The Malta Gaming Authority’s (MGA) sports betting integrity department has made changes to its suspicious betting reporting requirements, including now enforcing the reporting rules for providers.
A policy review sees suspicious betting reporting requirements now apply to providers as well as operators. This means that suppliers will now have the same obligation as operators to report any suspicious betting activity to the MGA.
In addition, the Sports Betting Integrity Department will inform all licensees of any suspicious betting activity in connection with an event they are promoting, without revealing the source of the information.
It is hoped that the changes will result in a more informed Maltese betting industry, with better monitoring of suspicious betting activity and a more holistic review and assessment of the sports betting risks facing the industry.
The MGA said: “One of the commitments of the Malta Gaming Authority is to take a proactive approach in managing the integrity of sports betting with the aim of addressing the threats posed by match-fixing and sports betting. malicious.
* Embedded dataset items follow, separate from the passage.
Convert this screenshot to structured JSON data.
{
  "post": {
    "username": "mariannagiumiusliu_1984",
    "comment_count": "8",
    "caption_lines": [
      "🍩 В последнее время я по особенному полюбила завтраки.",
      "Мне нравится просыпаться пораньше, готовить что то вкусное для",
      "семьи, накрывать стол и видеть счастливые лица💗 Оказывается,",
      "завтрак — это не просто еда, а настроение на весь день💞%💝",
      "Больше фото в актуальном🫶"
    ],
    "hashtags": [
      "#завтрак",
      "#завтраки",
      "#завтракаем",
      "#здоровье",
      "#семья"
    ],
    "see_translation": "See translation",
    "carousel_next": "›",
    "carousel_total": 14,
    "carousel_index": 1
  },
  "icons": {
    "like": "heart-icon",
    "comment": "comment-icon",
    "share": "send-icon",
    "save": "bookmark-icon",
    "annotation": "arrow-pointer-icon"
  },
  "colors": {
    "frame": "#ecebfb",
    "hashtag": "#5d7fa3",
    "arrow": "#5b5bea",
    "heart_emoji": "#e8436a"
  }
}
“In this regard, the Authority’s Sports Betting Integrity Department is continually looking for ways to improve monitoring and reporting capabilities across the Maltese sports betting industry.”
This decision follows changes to Malta’s integrity rules which made the reporting of suspicious bets mandatory from the start of 2021 for operators. The MGA opened a consultation on this matter in May 2020, after the launch of its Sports Integrity Unit (SIU) in 2019.
The MGA recently reported a 5.3% drop in revenue for 2020, which it said was due to the novel coronavirus pandemic.